Firstly, I start with a premise that the spiritual things of this world are completely real. I believe that satan uses people to kill steal and destroy every good thing in a persons life. He can use anybody, christians, wiccans, muslims it doesn't matter.
So I believe that a crazed pedophile who beats and rapes an 8 year old and later turns to Christ for help, if in his heart he hates what he did and wants forgiveness he will get it. Because the bible doesn't say that Jesus died for only certain sins. The 8 year old has suffered a traumatic experience, not just physically but emotionally and spiritually. But I believe satan will use that experience to destroy the rest of that 8 year olds life, IF the 8 year old as he/she grows up lets him. Satan could use what the rapist did to guilt the rapist and shame him for the rest of his life, causing depression and low self worth which could lead to more rapes and other horrible acts. Whereas when he turns to Christ he is made a new person and he begins to hate what God hates and love what God loves. He is a new person.

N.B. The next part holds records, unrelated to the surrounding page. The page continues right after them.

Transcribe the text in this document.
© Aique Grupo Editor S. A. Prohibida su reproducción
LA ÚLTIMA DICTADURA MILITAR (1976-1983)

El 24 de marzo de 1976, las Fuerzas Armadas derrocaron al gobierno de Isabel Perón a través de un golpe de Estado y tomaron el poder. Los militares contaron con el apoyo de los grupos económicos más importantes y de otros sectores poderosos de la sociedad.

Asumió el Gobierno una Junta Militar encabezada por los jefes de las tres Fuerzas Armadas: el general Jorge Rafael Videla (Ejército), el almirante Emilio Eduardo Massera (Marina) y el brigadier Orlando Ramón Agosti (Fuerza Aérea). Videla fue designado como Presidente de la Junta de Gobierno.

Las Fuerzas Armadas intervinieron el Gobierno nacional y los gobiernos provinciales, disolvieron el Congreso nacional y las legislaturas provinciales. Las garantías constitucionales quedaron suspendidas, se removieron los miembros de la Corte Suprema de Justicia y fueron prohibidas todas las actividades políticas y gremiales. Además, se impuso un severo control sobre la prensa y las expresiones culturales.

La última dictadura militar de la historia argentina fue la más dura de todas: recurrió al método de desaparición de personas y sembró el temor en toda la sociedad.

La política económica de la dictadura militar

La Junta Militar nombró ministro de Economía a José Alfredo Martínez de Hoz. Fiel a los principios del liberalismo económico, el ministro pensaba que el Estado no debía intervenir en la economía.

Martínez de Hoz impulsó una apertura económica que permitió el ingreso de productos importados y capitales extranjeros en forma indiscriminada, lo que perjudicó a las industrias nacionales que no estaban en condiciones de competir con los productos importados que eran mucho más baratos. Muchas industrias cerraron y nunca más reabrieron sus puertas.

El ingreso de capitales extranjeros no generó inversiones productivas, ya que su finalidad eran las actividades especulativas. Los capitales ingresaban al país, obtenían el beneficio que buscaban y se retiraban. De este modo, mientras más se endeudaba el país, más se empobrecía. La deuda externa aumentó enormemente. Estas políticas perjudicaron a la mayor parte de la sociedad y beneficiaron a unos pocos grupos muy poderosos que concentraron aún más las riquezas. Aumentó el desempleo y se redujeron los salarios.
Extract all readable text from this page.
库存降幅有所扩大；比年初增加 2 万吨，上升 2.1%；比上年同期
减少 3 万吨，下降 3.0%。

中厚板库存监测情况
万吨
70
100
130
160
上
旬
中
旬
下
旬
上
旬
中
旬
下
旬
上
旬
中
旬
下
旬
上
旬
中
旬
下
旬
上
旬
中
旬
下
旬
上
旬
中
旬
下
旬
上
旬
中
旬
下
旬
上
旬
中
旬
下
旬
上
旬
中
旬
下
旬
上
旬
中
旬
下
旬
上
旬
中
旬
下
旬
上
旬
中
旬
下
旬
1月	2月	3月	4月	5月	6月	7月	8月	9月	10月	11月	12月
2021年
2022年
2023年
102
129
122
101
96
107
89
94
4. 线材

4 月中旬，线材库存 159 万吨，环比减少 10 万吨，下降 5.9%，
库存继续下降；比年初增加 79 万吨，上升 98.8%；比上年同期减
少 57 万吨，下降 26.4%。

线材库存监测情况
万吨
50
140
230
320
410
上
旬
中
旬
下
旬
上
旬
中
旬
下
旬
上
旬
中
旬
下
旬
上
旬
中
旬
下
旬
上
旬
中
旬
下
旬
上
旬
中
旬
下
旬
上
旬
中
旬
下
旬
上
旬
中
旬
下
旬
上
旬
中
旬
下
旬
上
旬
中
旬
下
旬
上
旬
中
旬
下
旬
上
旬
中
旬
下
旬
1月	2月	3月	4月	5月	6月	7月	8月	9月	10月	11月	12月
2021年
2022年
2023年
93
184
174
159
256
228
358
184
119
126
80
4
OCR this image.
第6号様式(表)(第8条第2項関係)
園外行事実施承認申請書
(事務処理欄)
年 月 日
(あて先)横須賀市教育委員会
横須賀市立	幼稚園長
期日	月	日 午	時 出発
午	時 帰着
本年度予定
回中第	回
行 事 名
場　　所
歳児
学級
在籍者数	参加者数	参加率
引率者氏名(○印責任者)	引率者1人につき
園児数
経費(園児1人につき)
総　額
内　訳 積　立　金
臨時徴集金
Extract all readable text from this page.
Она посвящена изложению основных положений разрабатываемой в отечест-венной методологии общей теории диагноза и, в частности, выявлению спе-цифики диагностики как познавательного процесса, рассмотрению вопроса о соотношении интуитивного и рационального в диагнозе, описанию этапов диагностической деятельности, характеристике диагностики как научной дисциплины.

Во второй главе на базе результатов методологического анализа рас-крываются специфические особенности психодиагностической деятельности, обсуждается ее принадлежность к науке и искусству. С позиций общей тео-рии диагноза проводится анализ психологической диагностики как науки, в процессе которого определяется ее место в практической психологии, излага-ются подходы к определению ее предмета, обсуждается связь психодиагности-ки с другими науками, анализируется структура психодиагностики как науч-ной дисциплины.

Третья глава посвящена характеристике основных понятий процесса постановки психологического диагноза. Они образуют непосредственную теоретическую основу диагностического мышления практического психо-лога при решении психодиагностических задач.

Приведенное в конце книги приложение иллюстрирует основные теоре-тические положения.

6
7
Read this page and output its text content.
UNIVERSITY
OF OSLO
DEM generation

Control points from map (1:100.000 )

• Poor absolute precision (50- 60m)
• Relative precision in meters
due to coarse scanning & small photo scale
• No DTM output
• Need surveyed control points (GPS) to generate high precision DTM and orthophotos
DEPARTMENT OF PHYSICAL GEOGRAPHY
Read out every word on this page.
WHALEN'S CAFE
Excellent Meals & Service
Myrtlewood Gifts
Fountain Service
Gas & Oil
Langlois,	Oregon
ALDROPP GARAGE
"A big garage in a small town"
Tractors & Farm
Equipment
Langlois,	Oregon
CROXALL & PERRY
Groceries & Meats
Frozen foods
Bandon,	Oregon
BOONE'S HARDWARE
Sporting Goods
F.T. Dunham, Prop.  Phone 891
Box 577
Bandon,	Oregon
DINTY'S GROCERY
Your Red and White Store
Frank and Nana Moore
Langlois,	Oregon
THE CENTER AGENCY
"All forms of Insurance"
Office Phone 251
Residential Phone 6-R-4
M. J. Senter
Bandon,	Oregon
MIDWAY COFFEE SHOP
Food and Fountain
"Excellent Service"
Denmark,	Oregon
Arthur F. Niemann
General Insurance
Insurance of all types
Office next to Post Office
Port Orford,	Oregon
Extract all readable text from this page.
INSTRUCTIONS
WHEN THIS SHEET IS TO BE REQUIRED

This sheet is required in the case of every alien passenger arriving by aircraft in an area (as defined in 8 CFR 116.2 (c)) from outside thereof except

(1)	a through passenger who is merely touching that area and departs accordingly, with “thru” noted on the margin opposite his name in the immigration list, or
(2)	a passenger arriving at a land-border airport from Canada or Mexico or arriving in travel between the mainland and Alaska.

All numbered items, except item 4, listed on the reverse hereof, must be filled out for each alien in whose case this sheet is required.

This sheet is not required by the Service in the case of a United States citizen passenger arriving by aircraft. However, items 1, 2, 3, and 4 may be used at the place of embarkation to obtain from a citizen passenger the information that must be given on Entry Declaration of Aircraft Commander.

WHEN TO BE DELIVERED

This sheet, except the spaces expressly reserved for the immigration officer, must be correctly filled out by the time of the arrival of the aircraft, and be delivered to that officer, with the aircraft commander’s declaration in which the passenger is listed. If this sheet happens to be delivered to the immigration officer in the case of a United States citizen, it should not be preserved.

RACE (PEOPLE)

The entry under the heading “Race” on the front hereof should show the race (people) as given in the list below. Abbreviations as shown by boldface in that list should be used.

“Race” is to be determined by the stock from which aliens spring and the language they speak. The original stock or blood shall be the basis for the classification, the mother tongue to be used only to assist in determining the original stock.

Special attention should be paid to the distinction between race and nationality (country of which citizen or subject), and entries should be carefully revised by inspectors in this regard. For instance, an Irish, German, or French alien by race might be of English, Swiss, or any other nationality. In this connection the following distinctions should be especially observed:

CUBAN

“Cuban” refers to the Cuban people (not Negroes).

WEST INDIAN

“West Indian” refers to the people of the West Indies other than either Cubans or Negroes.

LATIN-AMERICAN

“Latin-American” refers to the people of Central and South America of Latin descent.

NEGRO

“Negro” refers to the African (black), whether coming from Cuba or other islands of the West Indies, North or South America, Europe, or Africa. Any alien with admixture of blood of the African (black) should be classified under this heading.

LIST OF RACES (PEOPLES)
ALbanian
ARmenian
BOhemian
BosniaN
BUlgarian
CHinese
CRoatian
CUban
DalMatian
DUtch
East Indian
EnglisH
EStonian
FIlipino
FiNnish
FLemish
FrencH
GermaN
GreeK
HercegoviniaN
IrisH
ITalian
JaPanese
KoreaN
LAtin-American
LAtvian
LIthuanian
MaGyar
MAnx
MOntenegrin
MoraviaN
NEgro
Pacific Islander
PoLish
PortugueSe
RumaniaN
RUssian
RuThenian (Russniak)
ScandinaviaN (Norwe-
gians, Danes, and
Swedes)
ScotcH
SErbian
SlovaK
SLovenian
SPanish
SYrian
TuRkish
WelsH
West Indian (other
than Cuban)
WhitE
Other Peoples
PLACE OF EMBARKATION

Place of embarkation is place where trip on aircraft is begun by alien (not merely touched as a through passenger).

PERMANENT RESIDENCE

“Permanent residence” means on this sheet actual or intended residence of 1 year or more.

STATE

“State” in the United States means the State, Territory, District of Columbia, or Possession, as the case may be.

The 8 year old as an adult has the opportunity to let God heal his hurts. God will use other people to show his love to this hurting person and he/she makes a choice to live in bitterness and drink his life away or let God love on him/her and change his/her life. It's not the 8 year olds fault of course but satan had a plan to ruin more than one life with such an act. And each individual makes a choice of what path to take and who to serve. The bible says you either serve God or satan. If you aren't living for God, satan is your master. If the child ends up rejecting God later in his life, he made a choice.
I have said before, I have been raped. And it took a long time before I realized that hating that person and letting that wound never heal was causing other areas of my life to suffer and that's exactly what satan intended. I don't know whether the person who raped me regrets what he did but because I forgave him and because I prayed that God would save him and change his life...I was able to move on and it doesn't even phase me to talk about it anymore. I don't hate the person, I pity him and hope that he found God. The hurt is completely gone. I made a choice. There are trials that come in peoples life and though not everything that comes their way is caused by them, they still have a choice to make with what to do with it.
My husband cheated on me while I was pregnant and I thought my world was crumbling to be betrayed in such a way. I already had one failed marriage from a cheating husband and here it was happening all over again. BUT somebody told me, take the face off the person and realize that there is a spirit using them to kill steal and destroy my family. And I went home and I looked at my husband and I looked at my babies and I decided I wasn't going to let that happen. So I prayed for the girl who my husband cheated on me with. And I was able to forgive her, and not only that but I wish I knew where she was today because I want to hug her and tell her that I forgive her and I want to tell her about a God who loves her so much that she doesn't need to find solace and validation in married men! I forgave my husband and our marriage has only gotten better!!
I could have let that pain and hurt destroy something precious but I didn't. Through knowing how much God has forgiven me of my horrible deeds and how much he loves me I could forgive and love other people. It took some effort on my part, to put down my "flesh" and sinful nature to want revenge and to let that all build up but I made a choice and I'm the better for it.
This answer was long and I wanted to give examples of my own traumatic experiences because it helps you to understand that I'm not being unsympathetic to the person in your scenario. I know you don't believe in my God, but I do and thus the basis for my answer.
I am really hoping that you are not going to call me delusional at this point because I decided to give a vulnerable answer so that I could be personal with you. Please don't abuse that. I am at your mercy.